Rose George believes that one of the greatest obstacles to this is not lack of technology or know-how—after all, the solutions are so ubiquitous we take them for granted every time we flush—but our lack of willingness to discuss icky issues. Topics like sanitation and diarrhea are not cocktail conversation—but perhaps, George suggests, they should be.
But whether sanitation becomes the next celebrity cause (we hope it does), this is a crisis our generation must face today. Despite the horrible death toll—as Rose points out, “the number of children who have died from diarrhea in the last decade exceeds the total number of people killed by armed conflict since the Second World War”—the economic impact puts a stranglehold on communities trying to escape poverty. A study by the Water and Sanitation Program in the Philippines estimated that lack of sanitation costs the country $1.4 billion each year in health expenses and lost economic opportunities. Return on investment in sanitation can reach $34 per $1 invested; the problem is generating that investment.
The sanitation sector not only lacks pizzazz, but also qualified people to undertake efforts to improve the situation in developing countries. But there are increasing opportunities for youth to be a part of the solution, and by participating in these volunteer opportunities they may choose a career related to sanitation. The jobs that will make death-by-poor-sanitation a thing of the past include engineers and marketing experts, as well as other jobs related to building, planning, and maintaining sanitation systems in low-income countries.

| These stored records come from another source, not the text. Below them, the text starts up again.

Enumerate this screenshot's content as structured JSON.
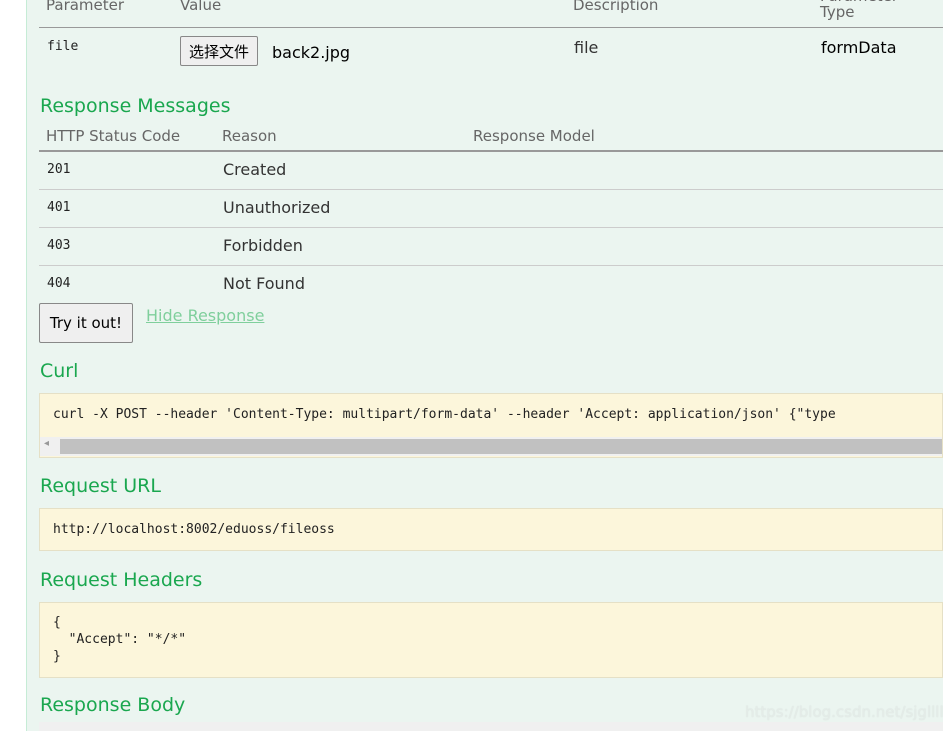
{
  "parameters": {
    "headers": [
      "Parameter",
      "Value",
      "Description",
      "Parameter Type"
    ],
    "row": {
      "name": "file",
      "file_button": "选择文件",
      "file_name": "back2.jpg",
      "description": "file",
      "type": "formData"
    }
  },
  "response_messages": {
    "title": "Response Messages",
    "headers": [
      "HTTP Status Code",
      "Reason",
      "Response Model"
    ],
    "rows": [
      {
        "code": "201",
        "reason": "Created"
      },
      {
        "code": "401",
        "reason": "Unauthorized"
      },
      {
        "code": "403",
        "reason": "Forbidden"
      },
      {
        "code": "404",
        "reason": "Not Found"
      }
    ]
  },
  "actions": {
    "try_label": "Try it out!",
    "hide_label": "Hide Response"
  },
  "curl": {
    "title": "Curl",
    "command": "curl -X POST --header 'Content-Type: multipart/form-data' --header 'Accept: application/json' {\"type"
  },
  "request_url": {
    "title": "Request URL",
    "value": "http://localhost:8002/eduoss/fileoss"
  },
  "request_headers": {
    "title": "Request Headers",
    "lines": [
      "{",
      "  \"Accept\": \"*/*\"",
      "}"
    ]
  },
  "response_body": {
    "title": "Response Body"
  },
  "watermark": "https://blog.csdn.net/sjglllllll"
}
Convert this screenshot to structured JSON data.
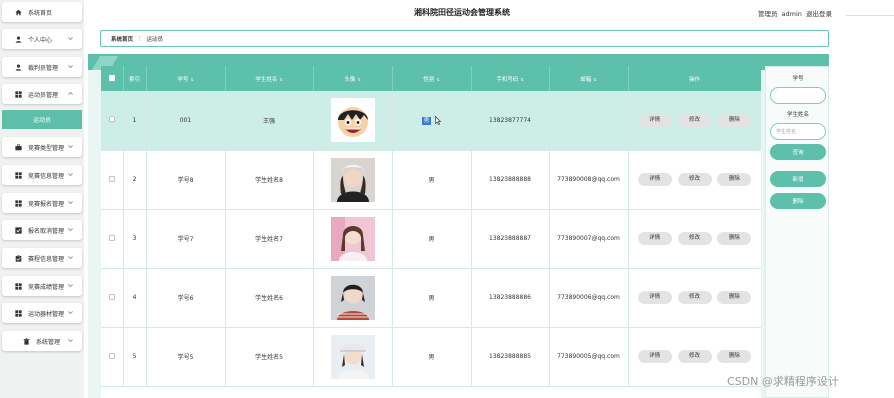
{
  "app": {
    "title": "湘科院田径运动会管理系统"
  },
  "header": {
    "role": "管理员",
    "username": "admin",
    "logout": "退出登录"
  },
  "sidebar": {
    "items": [
      {
        "label": "系统首页",
        "icon": "home-icon",
        "expandable": false
      },
      {
        "label": "个人中心",
        "icon": "user-icon",
        "expandable": true
      },
      {
        "label": "裁判员管理",
        "icon": "user-icon",
        "expandable": true
      },
      {
        "label": "运动员管理",
        "icon": "grid-icon",
        "expandable": true,
        "expanded": true
      },
      {
        "label": "竞赛类型管理",
        "icon": "briefcase-icon",
        "expandable": true
      },
      {
        "label": "竞赛信息管理",
        "icon": "grid-icon",
        "expandable": true
      },
      {
        "label": "竞赛报名管理",
        "icon": "grid-icon",
        "expandable": true
      },
      {
        "label": "报名取消管理",
        "icon": "checkbox-icon",
        "expandable": true
      },
      {
        "label": "赛程信息管理",
        "icon": "clipboard-icon",
        "expandable": true
      },
      {
        "label": "竞赛成绩管理",
        "icon": "grid-icon",
        "expandable": true
      },
      {
        "label": "运动器材管理",
        "icon": "grid-icon",
        "expandable": true
      },
      {
        "label": "系统管理",
        "icon": "trash-icon",
        "expandable": true
      }
    ],
    "active_sub": "运动员"
  },
  "breadcrumb": {
    "home": "系统首页",
    "separator": "⋮",
    "current": "运动员"
  },
  "table": {
    "columns": [
      "索引",
      "学号",
      "学生姓名",
      "头像",
      "性别",
      "手机号码",
      "邮箱",
      "操作"
    ],
    "actions": {
      "detail": "详情",
      "edit": "修改",
      "delete": "删除"
    },
    "rows": [
      {
        "index": "1",
        "student_id": "001",
        "name": "王强",
        "avatar": "cartoon-avatar",
        "gender": "男",
        "phone": "13823877774",
        "email": ""
      },
      {
        "index": "2",
        "student_id": "学号8",
        "name": "学生姓名8",
        "avatar": "photo-avatar",
        "gender": "男",
        "phone": "13823888888",
        "email": "773890008@qq.com"
      },
      {
        "index": "3",
        "student_id": "学号7",
        "name": "学生姓名7",
        "avatar": "photo-avatar",
        "gender": "男",
        "phone": "13823888887",
        "email": "773890007@qq.com"
      },
      {
        "index": "4",
        "student_id": "学号6",
        "name": "学生姓名6",
        "avatar": "photo-avatar",
        "gender": "男",
        "phone": "13823888886",
        "email": "773890006@qq.com"
      },
      {
        "index": "5",
        "student_id": "学号5",
        "name": "学生姓名5",
        "avatar": "photo-avatar",
        "gender": "男",
        "phone": "13823888885",
        "email": "773890005@qq.com"
      }
    ]
  },
  "filter": {
    "student_id_label": "学号",
    "student_id_value": "",
    "name_label": "学生姓名",
    "name_placeholder": "学生姓名",
    "search_button": "查询",
    "add_button": "新增",
    "delete_button": "删除"
  },
  "watermark": "CSDN @求精程序设计",
  "colors": {
    "accent": "#5cc0ab",
    "row_highlight": "#cdeee6",
    "selection": "#3a7bd5"
  }
}
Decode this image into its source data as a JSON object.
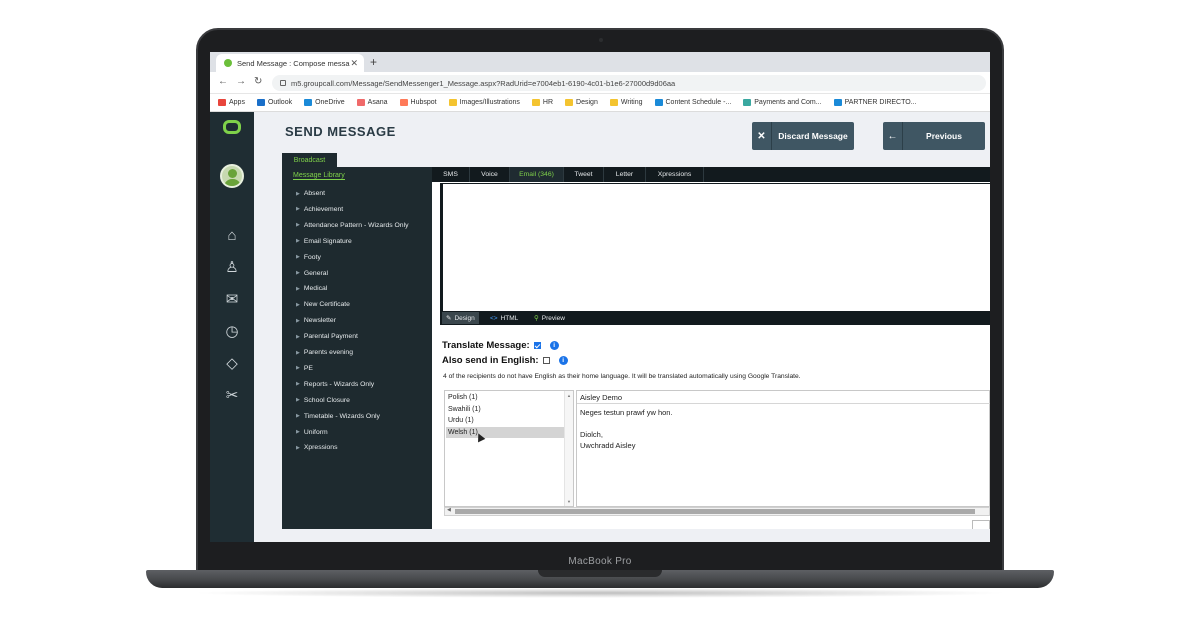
{
  "device": {
    "label": "MacBook Pro"
  },
  "browser": {
    "tab_title": "Send Message : Compose messa",
    "url": "m5.groupcall.com/Message/SendMessenger1_Message.aspx?RadUrid=e7004eb1-6190-4c01-b1e6-27000d9d06aa",
    "bookmarks": [
      {
        "label": "Apps",
        "color": "#e8453c"
      },
      {
        "label": "Outlook",
        "color": "#1a6fc9"
      },
      {
        "label": "OneDrive",
        "color": "#1a8ad8"
      },
      {
        "label": "Asana",
        "color": "#f06a6a"
      },
      {
        "label": "Hubspot",
        "color": "#ff7a59"
      },
      {
        "label": "Images/Illustrations",
        "color": "#f4c430"
      },
      {
        "label": "HR",
        "color": "#f4c430"
      },
      {
        "label": "Design",
        "color": "#f4c430"
      },
      {
        "label": "Writing",
        "color": "#f4c430"
      },
      {
        "label": "Content Schedule -...",
        "color": "#1a8ad8"
      },
      {
        "label": "Payments and Com...",
        "color": "#3aa8a0"
      },
      {
        "label": "PARTNER DIRECTO...",
        "color": "#1a8ad8"
      }
    ]
  },
  "app": {
    "title": "SEND MESSAGE",
    "discard_label": "Discard Message",
    "previous_label": "Previous",
    "broadcast_label": "Broadcast",
    "library_heading": "Message Library",
    "library_items": [
      "Absent",
      "Achievement",
      "Attendance Pattern - Wizards Only",
      "Email Signature",
      "Footy",
      "General",
      "Medical",
      "New Certificate",
      "Newsletter",
      "Parental Payment",
      "Parents evening",
      "PE",
      "Reports - Wizards Only",
      "School Closure",
      "Timetable - Wizards Only",
      "Uniform",
      "Xpressions"
    ],
    "channel_tabs": [
      "SMS",
      "Voice",
      "Email (346)",
      "Tweet",
      "Letter",
      "Xpressions"
    ],
    "active_channel": "Email (346)",
    "editor_modes": [
      "Design",
      "HTML",
      "Preview"
    ],
    "translate_label": "Translate Message:",
    "translate_checked": true,
    "english_label": "Also send in English:",
    "english_checked": false,
    "translate_note": "4 of the recipients do not have English as their home language. It will be translated automatically using Google Translate.",
    "languages": [
      "Polish (1)",
      "Swahili (1)",
      "Urdu (1)",
      "Welsh (1)"
    ],
    "selected_language": "Welsh (1)",
    "preview": {
      "name": "Aisley Demo",
      "body": "Neges testun prawf yw hon.",
      "closing": "Diolch,",
      "signature": "Uwchradd Aisley"
    }
  },
  "colors": {
    "accent_green": "#7fd14a",
    "rail": "#1f2d33",
    "button": "#3f5663",
    "info_blue": "#1a73e8"
  }
}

While the challenges are great, an increasing number of organizations around the world are facing them head on. What we need today is a level of will and commitment that equals the scope of the problem. Rose George’s book reminds us that making sanitation available to all is not only about improving health, but dignity—and she challenges us to reach toward that goal, one toilet at a time.
-Janie Hayes, PATH (jhayes@path.org) and John Sauer, Water Advocates (jsauer@wateradvocates.org)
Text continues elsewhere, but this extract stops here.